Poco a poco T. comienza su relato. Con ello, desgrana la vivencia y valoración de sí misma y de su entorno en distintos momentos. «Desde muy pequeña trabajé duro en tareas de soporte familiar y, apenas hubo oportunidad, fuera de casa. Con mi hermana veía un trato muy diferente, yo tenía que trabajar y ella era la niña. Mi boda temprana tenía que ser un alivio para todos, pero no lo fue para mí, que seguí trabajando en condiciones más exigentes y, en cuanto a convivencia y relación, mucho menos humanas.

Mi familia de origen insistía en que tenía que seguir aguantando. Pero también hubo algo grande: mis hijas. Mirándolas entendí que, como madre, no podía permitir que crecieran en un ambiente tan hostil y que se repitiera en ellas mi historia; además, ante el Cristo que veneraba en mi pueblo, se me confirmaba este sentir y se me serenaba el ánimo.
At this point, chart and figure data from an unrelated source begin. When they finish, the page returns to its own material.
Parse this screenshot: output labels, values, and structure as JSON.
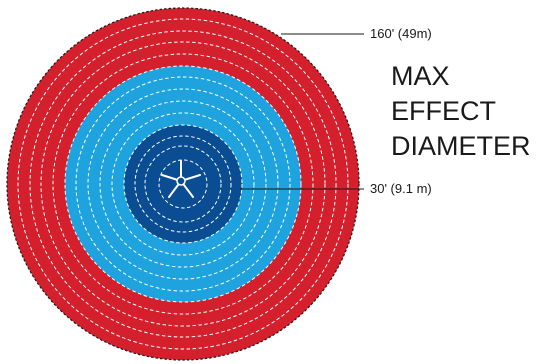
{
  "labels": {
    "outer_diameter": "160' (49m)",
    "inner_diameter": "30' (9.1 m)"
  },
  "title": {
    "line1": "MAX",
    "line2": "EFFECT",
    "line3": "DIAMETER"
  },
  "zones": [
    {
      "name": "outer",
      "color": "#d4202d"
    },
    {
      "name": "middle",
      "color": "#1fa3de"
    },
    {
      "name": "inner",
      "color": "#0a4d92"
    }
  ],
  "icons": {
    "center": "fan-icon"
  }
}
No sé de donde saqué fuerzas, pero tomé la decisión de marcharme con mis hijas. En un primer momento tuve que recurrir a la ayuda de los servicios sociales; mis hijas estuvieron en un centro de menores y yo trabajaba duro y buscaba todos los momentos para estar con ellas; fue un gran logro que llegáramos a vivir juntas y salir adelante».

T. va recorriendo las etapas del duelo y, si bien su situación está marcada por los límites, va recuperando la autoestima en una situación nueva, y con ello un sentido de dignidad. «Poder expresarme, sentirme escuchada y poder yo misma escuchar me ha ayudado para revisar aquello que me dolía por dentro; al mirar de otra manera las experiencias vividas, he podido contrastar y revisar mis puntos de vista, considerar mi dolor en una dimensión menos individualista y más familiar; hablar más serenamente con los míos, aceptar y agradecer su apoyo, valorando su empeño para que cultivara habilidades que no había podido desarrollar, otras formas de presencia y cercanía».

T. ha comenzado a sonreír y a dejar de obsesionarse con las cosas que no puede hacer. Comienza a cuidarse sin sentirse culpable. Se descubre creativa y percibe con serenidad que ha dado a sus hijas raíces y alas.